Die Thora ist eine Schriftrolle. Diese simple, allgemein bekannte Tatsache ist schlicht darauf zurückzuführen, dass die Texte der Thora einige Jahrtausende älter sind als die Erfindung des Buchs. Zweifellos ist das Buch eine der wirkmächtigsten Erfindungen in der Menschheitsgeschichte, der Inbegriff von Kontinuität, Verlässlichkeit, Schutz. Aber die Thorarolle ist viel älter, viel kontinuierlicher und beständiger, gleichsam viel angegriffener und bedrohter in der Geschichte. Wann wurden in der Geschichte der Menschheit jemals massenhaft Bibeln geschändet und verbrannt?
Sebastian Jungs formale Entscheidung, seine digitale Ausstellung über die aktuelle jüdische Realität in Deutschland wie ein Buch darzustellen, einer frühen Website ähnlich, aber eindeutig ein Buch, ist sicher, darauf kann man bei ihm vertrauen, keine unreflektierte. Es ist ein wichtiges Buch, das hier entsteht, ein Buch mit dem Potenzial, jüdisches Leben in Deutschland neu zu betrachten.

Das Buch hat zwei Teile: Im ersten tritt der Think Tank auf, eine erlesene Gruppe jüdischer deutscher Gesprächspartner*innen, die ihre aktuelle Verfassung beschreiben. Man lernt hier viel über Sorgen, Hoffnungen und gutes Essen. Im zweiten Teil schließen Sebastians künstlerische Konzepte an, seine selbstreflektierte Reise zu den Magdeburger Prozessen gegen die Halle-Attentäter, seine Prozesszeichnungen, seine Gedichte über die Zugreisen, seine unsichtbaren Drachen, die ihn begleiten, in den Thüringer Landschaften und in seiner Raufasertapete zuhause.

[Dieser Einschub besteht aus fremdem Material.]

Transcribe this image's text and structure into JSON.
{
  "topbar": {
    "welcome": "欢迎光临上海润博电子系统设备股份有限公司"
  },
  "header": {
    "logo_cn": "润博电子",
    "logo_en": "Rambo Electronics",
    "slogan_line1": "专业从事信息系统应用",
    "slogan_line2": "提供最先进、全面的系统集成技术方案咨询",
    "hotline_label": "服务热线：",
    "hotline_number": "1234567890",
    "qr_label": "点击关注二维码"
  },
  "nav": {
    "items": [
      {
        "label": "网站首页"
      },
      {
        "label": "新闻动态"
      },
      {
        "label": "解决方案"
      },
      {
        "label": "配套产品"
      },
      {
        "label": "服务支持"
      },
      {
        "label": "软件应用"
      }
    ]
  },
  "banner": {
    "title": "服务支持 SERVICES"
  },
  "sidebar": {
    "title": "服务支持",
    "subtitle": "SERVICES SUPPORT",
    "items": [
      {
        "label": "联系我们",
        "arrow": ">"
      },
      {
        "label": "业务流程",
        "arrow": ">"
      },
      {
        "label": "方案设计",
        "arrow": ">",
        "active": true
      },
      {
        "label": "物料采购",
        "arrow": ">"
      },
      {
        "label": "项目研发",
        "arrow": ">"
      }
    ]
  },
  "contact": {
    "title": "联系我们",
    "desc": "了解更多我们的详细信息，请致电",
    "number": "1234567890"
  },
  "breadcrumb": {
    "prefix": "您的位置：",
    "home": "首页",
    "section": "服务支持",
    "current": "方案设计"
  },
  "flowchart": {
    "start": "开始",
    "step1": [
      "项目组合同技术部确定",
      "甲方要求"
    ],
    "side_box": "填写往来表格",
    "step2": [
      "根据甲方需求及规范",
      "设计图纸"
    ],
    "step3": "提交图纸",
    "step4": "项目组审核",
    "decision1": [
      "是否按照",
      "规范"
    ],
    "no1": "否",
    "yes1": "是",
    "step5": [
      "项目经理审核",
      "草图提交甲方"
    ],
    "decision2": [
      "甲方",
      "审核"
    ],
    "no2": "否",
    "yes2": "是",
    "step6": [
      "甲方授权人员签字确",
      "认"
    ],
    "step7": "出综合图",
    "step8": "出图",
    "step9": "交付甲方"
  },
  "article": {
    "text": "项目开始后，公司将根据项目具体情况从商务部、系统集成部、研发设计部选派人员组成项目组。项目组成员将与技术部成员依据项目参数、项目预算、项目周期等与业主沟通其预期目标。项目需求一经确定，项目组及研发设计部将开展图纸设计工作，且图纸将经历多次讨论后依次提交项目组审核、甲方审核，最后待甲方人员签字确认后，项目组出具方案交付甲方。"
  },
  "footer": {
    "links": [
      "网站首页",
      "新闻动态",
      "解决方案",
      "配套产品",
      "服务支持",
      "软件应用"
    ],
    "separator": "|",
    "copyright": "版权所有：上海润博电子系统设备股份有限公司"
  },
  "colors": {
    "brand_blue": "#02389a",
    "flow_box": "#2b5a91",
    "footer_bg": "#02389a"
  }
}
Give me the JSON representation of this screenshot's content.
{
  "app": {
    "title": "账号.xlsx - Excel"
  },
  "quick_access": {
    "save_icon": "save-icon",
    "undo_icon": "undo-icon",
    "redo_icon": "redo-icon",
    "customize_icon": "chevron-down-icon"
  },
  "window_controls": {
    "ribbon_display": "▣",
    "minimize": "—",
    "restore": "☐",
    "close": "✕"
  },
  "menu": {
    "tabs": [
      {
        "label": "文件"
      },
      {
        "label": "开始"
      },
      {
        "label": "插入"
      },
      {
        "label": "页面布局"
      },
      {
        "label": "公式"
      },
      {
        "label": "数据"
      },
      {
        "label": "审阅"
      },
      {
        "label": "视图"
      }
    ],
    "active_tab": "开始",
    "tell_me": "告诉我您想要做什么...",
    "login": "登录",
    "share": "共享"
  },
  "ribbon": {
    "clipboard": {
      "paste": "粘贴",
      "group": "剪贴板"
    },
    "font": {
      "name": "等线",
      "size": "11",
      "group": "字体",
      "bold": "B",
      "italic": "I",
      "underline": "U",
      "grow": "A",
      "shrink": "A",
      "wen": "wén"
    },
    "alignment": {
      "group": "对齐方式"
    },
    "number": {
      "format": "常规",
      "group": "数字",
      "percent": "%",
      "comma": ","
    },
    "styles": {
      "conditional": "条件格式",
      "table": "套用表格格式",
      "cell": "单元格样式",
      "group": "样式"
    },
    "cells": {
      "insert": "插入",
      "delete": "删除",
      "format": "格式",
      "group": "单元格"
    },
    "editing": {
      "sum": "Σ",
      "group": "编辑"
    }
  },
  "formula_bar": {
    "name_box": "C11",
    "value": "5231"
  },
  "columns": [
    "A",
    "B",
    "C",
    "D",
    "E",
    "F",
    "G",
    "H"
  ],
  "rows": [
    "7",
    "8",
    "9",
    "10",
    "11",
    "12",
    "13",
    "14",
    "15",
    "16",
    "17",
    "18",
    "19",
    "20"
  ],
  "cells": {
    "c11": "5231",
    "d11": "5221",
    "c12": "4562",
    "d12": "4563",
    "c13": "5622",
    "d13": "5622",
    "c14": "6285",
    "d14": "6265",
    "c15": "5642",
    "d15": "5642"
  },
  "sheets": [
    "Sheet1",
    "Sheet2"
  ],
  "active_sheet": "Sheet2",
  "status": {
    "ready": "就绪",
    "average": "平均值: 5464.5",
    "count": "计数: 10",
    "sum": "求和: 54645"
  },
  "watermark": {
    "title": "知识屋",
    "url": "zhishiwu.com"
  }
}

Das Erstaunlichste schien mir die Tatsache, dass das formale Konzept funktioniert: Die überkomplexe Collage aus Themen, Ansätzen, beschreibenden Mitteln und Eindrücken fügt sich beim Durcharbeiten schlüssig zusammen. Der Think Tank, durchaus in die formale Nähe zum Halleprozess gestellt, wandelt sich zum Glück nicht zum Gremium aus Kronzeugen gegen das Attentat, sondern bleibt ein offener, kluger Denkraum zum großen Ganzen. Sebastians unsichtbare Drachen, seine Symbole einer abgründigen, latenten Fremdenfeindlichkeit, bleiben in ihrem Auftauchen indifferent und rätselhaft. Seine Erlebnisse geben sich persönlich und ratlos, ohne unangemessene Betroffenheit.

Damit gelingt ein beachtliches Kunststück: Die Verbildlichung einer persönlichen Gefühlslage wird den Erlebnissen des Think Tanks gegenübergestellt, ohne sie zu relativieren. Ein sanftes, ästhetisches Unbehagen blieb mir dennoch bei dem Ganzen: Die Frage, ob das Projektziel schon absehbar war, als die Werke entstanden sind, denn der Weg zur Erkenntnis wirkt sehr geradlinig. Dann bestünde doch die Möglichkeit, dachte ich, dass die Ausstellung eher ein famoses, zeitgeschichtliches Statement ist, kein künstlerisches: Ein mitreißend geschriebenes und illustriertes Buch über das jüdische deutsche Jetzt. Vielleicht darf man diese Trennung aber diesmal auch einfach ignorieren.
WANN: Das Kunstprojekt „Drachen Burgen Juden Hass“ ist online zugänglich, aktuell ist kein Endtermin bekannt.
WO: Im Internet unter drachenburgenjudenhass.de.